Aspek positif yang kedua adalah demokratis dalam kehidupan agama. Hal ini ditunjukkan dengan sikap menerima perbedaan agama di keluarga, menghormati anggota keluarga melakukan ibadah agama yang berbeda dengan dirinya, dalam beberapa kasus malahan muncul sikap sportif mendorong orang lain yang berbeda agama untuk menjalanklan agamanya secara baik. Namun ada pula aspek negatifnya yaitu adanya kompetisi terselubung, masing-masing orang tua dalam hati kecil menginginkan kalau anak nantinya mengikuti agama dirinya.
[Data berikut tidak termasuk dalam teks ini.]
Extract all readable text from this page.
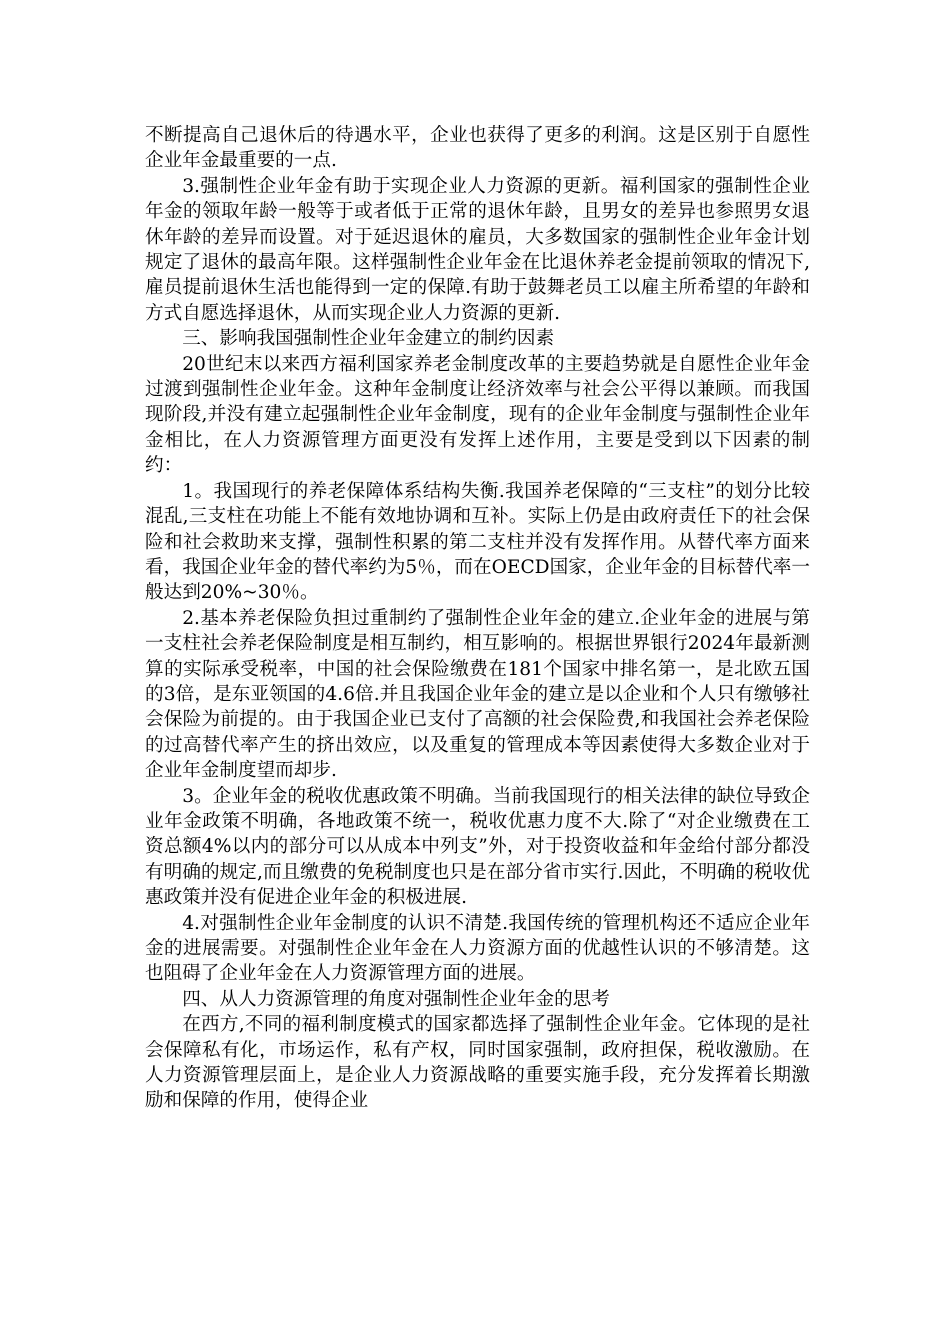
不断提高自己退休后的待遇水平，企业也获得了更多的利润。这是区别于自愿性企业年金最重要的一点.

3.强制性企业年金有助于实现企业人力资源的更新。福利国家的强制性企业年金的领取年龄一般等于或者低于正常的退休年龄，且男女的差异也参照男女退休年龄的差异而设置。对于延迟退休的雇员，大多数国家的强制性企业年金计划规定了退休的最高年限。这样强制性企业年金在比退休养老金提前领取的情况下,雇员提前退休生活也能得到一定的保障.有助于鼓舞老员工以雇主所希望的年龄和方式自愿选择退休，从而实现企业人力资源的更新.

三、影响我国强制性企业年金建立的制约因素

20世纪末以来西方福利国家养老金制度改革的主要趋势就是自愿性企业年金过渡到强制性企业年金。这种年金制度让经济效率与社会公平得以兼顾。而我国现阶段,并没有建立起强制性企业年金制度，现有的企业年金制度与强制性企业年金相比，在人力资源管理方面更没有发挥上述作用，主要是受到以下因素的制约：

1。我国现行的养老保障体系结构失衡.我国养老保障的“三支柱”的划分比较混乱,三支柱在功能上不能有效地协调和互补。实际上仍是由政府责任下的社会保险和社会救助来支撑，强制性积累的第二支柱并没有发挥作用。从替代率方面来看，我国企业年金的替代率约为5％，而在OECD国家，企业年金的目标替代率一般达到20%~30％。

2.基本养老保险负担过重制约了强制性企业年金的建立.企业年金的进展与第一支柱社会养老保险制度是相互制约，相互影响的。根据世界银行2024年最新测算的实际承受税率，中国的社会保险缴费在181个国家中排名第一，是北欧五国的3倍，是东亚领国的4.6倍.并且我国企业年金的建立是以企业和个人只有缴够社会保险为前提的。由于我国企业已支付了高额的社会保险费,和我国社会养老保险的过高替代率产生的挤出效应，以及重复的管理成本等因素使得大多数企业对于企业年金制度望而却步.

3。企业年金的税收优惠政策不明确。当前我国现行的相关法律的缺位导致企业年金政策不明确，各地政策不统一，税收优惠力度不大.除了“对企业缴费在工资总额4%以内的部分可以从成本中列支”外，对于投资收益和年金给付部分都没有明确的规定,而且缴费的免税制度也只是在部分省市实行.因此，不明确的税收优惠政策并没有促进企业年金的积极进展.

4.对强制性企业年金制度的认识不清楚.我国传统的管理机构还不适应企业年金的进展需要。对强制性企业年金在人力资源方面的优越性认识的不够清楚。这也阻碍了企业年金在人力资源管理方面的进展。

四、从人力资源管理的角度对强制性企业年金的思考

在西方,不同的福利制度模式的国家都选择了强制性企业年金。它体现的是社会保障私有化，市场运作，私有产权，同时国家强制，政府担保，税收激励。在人力资源管理层面上，是企业人力资源战略的重要实施手段，充分发挥着长期激励和保障的作用，使得企业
 Keinginan ini membuat masing-masing orang tua merusaha menarik anaknya ke dalam agamanya. Hal ini juga sempat terjadi pada anak dari keluarga beda agama tersebut. Ketika dia merasakan kebimbangan terhadap ajaran agama islam, si anak mendapat ajakan dari ayahnya untuk berpindah agama dan mengikuti agama kristen. Maka terjadilah perebutan pengaruh antara si ayah dan ibu agar si anak mengikuti ajaran agama mereka masing-masing. Hal ini membuktikan bahwa keluarga beda agama itu dapat menyebabkan timbulnya konflik batin dan kebimbangan beragama pada anak dalam keluarga tersebut.

D.    Kesimpulan
Fenomena keluarga beda agama menjadi suatu permasalahan tersendiri apabila menyangkut permasalahan pendidikan keagamaan anak. Sebab dalam prakteknya, sering kali anak dibingungkan dengan adanya dua pilihan agama dari kedua orang tuanya. Kondisi yang seperti ini memicu munculnya Religious Douubt pada anak atau kebimbangan rasa agama. Religious doubt dapat menyebabkan seorang anak mencari pemecahan terhadap masalahnya, namun jika dia  tidak menemukan pemecahan yang tepat, bisa saja dia menjadi anak yang membangkang terhadap ajaran agamanya atau bahkan meninggalkan agamanya dan mencari kepercayan lain yang dianggapnya lebih sesuai.Untuk itu, perlu sebuah pendekatan terhadap seorang anak yang sedang dalam kondisi kebimbangan ini. Yaitu pemberian pemahaman keagamaan yang sifatnya afektif, psikomotorik, dan penyampaian konsep ajaran agama yang maknawi.



[1] Jalaludin. Psikologi Agama. 2008. Jakarta: PT. Raja Grafindo Persada. Hlm.80.
[2] ibid,.
[3] Syahri Ramadhan Tadun El-Minangkabawy. Dinamika Perkembangan Rasa Agama "The Dinamic of Religious Conscience". http://raudhatulalmuhibbin.blogspot.com/2011/03. Diunggah Minggu, 06 Maret 2011. Diakses tanggal 23 Desember 2011 pukul 11.00 WIB
[4] M. Murtadho. Pendidikan Agama Pada Anak Pasangan Orang Tua Beda Agama. http://wordpress.com/2010. Diakses tanggal 28 Desember 2011 pukul. 11.00 WIB.
[5] Jalaludin, Psikologi Agama. hlm. 80.
[6] ibid,. hlm 80
[7] Elizabeth B.Hurlock. PsikologiPerkembangan: Suatu Pendekatan Sepanjang Rentang Kehidupan. 1980. Jakarta: Erlangga. Hlm.222
[8] M. Fuad Nasar, “Perkawinan Beda Agama”. Majalah Amanah, edisi No. 55 Th. XVIII, hlm. 38-39.